No espaço de pouquíssimas horas, depois de ter desempenhado todos os deveres de um homem de perfeita saúde, caiu morto! Um homem que possuía bens de fortuna em terra e no mar, que enveredou pela administração pública para não deixar por experimentar alguma forma de obter proveitos, foi arrebatado desta vida no próprio momento em que tudo lhe corria bem e os bens pecuniários se acumulavam sobre ele.

“Enxerta agora, Melibeu, as pereiras, dispõe em fila as vides !” ‘ Vergílio, Buc., I, 73.

Como é estúpido fazer planos para uma longa vida quando não se é sequer senhor do dia seguinte! Como são insensatos todos quantos formulam esperanças a longo prazo: hei-de comprar, hei-de construir, hei-de emprestar dinheiro e cobrá-lo com juros, hei-de fazer carreira na política – e logo me guardarei para a vida privada quando estiver velho, mas bem provido de meios! …

Podes crer no que te digo: mesmo os favorecidos da fortuna carecem de segurança. Ninguém deve fazer projetos para o futuro, pois mesmo o que nós seguramos nos escapa das mãos, mesmo a hora que vivemos qualquer acaso a interrompe.

O tempo escoa-se segundo uma lei racional, mas obscura para nós; que me adianta saber que tudo se processa segundo a lei da natureza se para mim reina a incerteza? Nós planeamos regressar à pátria após longas viagens marítimas, ao fim de termos percorrido as costas de terras estrangeiras; planeamos receber sobre o tarde os salários do serviço militar; a obtenção de cargos ou de proveitos através da prestação de serviços – e com tudo isto temos a morte ao nosso lado.

E porque só pensamos na morte dos outros, os exemplos da nossa condição mortal, que de vez em quando nos surgem, apenas nos preocupam durante o tempo em que os temos sob os olhos. Não é uma autêntica estultíeia admirarmo-nos de que possa ocorrer tim dia algo que, afinal, sucede quotidianamente?

Quando o termo da nossa vida se situa no ponto exacto que lhe apontou a inexorável lei do destino, embora nenhum de nós saiba a que distância se encontra desse termo! Formemos, portanto, a nossa alma como se já estivéssemos no fim da vida.

Não adiemos: ponhamos em dia as nossas contas com a vida! O principal defeito da vida é ela estar sempre por completar, haver sempre algo a prolongar. Quem, todavia, quotidianamente der à própria vida “os últimos retoques” nunca se queixará de falta de tempo; em contrapartida, é da falta de tempo que provém o temor e o desejo do futuro, o que só serve para corroer a alma.

Não há mais miserável situação do que vir a esta vida sem se saber qual o rumo a seguir nela; o espírito inquieto debate-se com o inelutável receio de saber quanto e como ainda nos resta para viver. Qual o modo de escapar a uma tal ansiedade?

Há um apenas: que a nossa vida não se projecte para o futuro, mas se concentre em si mesma.

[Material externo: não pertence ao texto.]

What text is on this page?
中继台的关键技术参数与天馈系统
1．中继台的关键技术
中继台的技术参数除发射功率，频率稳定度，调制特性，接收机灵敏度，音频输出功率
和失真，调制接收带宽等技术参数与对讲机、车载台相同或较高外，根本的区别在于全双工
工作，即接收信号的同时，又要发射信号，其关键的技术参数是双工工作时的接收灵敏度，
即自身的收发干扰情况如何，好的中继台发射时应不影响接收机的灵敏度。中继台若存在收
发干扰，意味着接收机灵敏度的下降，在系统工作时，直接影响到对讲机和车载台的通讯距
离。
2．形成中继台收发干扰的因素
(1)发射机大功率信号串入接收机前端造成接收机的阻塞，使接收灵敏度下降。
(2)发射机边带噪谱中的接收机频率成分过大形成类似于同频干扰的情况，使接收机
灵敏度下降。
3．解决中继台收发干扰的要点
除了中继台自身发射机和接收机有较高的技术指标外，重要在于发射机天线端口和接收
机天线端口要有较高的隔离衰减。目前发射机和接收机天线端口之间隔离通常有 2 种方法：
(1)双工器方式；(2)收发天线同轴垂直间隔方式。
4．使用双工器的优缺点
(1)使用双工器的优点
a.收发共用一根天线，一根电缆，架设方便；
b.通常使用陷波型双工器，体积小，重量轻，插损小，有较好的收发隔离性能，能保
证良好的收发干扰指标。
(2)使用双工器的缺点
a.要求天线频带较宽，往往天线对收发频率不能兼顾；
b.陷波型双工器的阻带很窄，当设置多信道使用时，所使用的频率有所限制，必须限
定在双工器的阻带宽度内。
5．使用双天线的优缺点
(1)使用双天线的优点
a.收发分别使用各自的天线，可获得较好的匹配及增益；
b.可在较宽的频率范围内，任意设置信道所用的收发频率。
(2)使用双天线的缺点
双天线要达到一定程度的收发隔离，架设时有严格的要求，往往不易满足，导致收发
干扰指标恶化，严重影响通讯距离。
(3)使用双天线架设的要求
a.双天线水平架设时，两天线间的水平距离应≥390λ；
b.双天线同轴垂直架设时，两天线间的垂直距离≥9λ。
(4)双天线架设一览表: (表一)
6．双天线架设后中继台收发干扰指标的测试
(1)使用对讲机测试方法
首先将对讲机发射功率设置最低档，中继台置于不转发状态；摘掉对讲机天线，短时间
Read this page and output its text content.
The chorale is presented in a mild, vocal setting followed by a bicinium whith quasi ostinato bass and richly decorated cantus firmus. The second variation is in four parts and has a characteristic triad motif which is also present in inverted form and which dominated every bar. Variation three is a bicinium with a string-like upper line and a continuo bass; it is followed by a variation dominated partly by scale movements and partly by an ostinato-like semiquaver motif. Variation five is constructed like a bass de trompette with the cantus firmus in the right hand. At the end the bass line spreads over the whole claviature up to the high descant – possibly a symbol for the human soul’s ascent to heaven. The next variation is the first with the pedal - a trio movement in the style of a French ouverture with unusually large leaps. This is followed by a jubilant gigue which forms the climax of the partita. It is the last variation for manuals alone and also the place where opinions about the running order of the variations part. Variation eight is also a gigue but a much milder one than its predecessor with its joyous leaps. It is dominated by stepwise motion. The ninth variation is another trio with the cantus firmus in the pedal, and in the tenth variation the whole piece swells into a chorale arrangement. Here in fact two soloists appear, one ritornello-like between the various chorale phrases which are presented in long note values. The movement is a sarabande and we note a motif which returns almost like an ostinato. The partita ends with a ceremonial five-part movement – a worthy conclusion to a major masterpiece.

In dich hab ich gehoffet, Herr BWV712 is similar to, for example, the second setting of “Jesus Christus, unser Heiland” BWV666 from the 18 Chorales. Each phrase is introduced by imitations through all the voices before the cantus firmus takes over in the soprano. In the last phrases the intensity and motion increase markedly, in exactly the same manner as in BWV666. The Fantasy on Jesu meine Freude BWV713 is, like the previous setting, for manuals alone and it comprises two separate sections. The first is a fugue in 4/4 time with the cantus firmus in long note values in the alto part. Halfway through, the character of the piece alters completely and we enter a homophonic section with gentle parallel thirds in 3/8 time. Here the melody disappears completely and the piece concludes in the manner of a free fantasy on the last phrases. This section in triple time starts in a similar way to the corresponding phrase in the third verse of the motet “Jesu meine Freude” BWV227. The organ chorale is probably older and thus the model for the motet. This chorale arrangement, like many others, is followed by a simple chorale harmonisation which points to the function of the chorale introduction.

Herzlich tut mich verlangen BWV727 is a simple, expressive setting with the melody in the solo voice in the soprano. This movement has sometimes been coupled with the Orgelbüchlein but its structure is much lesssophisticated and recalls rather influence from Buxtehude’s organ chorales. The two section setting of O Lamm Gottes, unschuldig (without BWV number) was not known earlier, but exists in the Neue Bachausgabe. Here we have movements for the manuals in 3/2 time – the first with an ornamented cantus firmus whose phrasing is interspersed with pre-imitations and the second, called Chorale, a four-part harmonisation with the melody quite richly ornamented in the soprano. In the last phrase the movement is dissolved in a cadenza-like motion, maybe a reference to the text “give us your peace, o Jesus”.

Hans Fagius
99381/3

Só sente ansiedade pelo futuro aquele cujo presente é vazio. Quando eu tiver pago tudo quanto devo a mim mesmo, quando o meu espírito, em perfeito equilíbrio, souber que me é indiferente viver um dia ou viver um século, então poderei olhar sobranceiramente todos os dias, todos os acontecimentos que me sobrevierem e pensar sorridentemente na longa passagem do tempo!

Que espécie de perturbação nos poderá causar a variedade e instabilidade da vida humana se nós estivermos firmes perante a instabilidade?

Apressa-te a viver, caro Lucílio, imagina que cada dia é uma vida completa.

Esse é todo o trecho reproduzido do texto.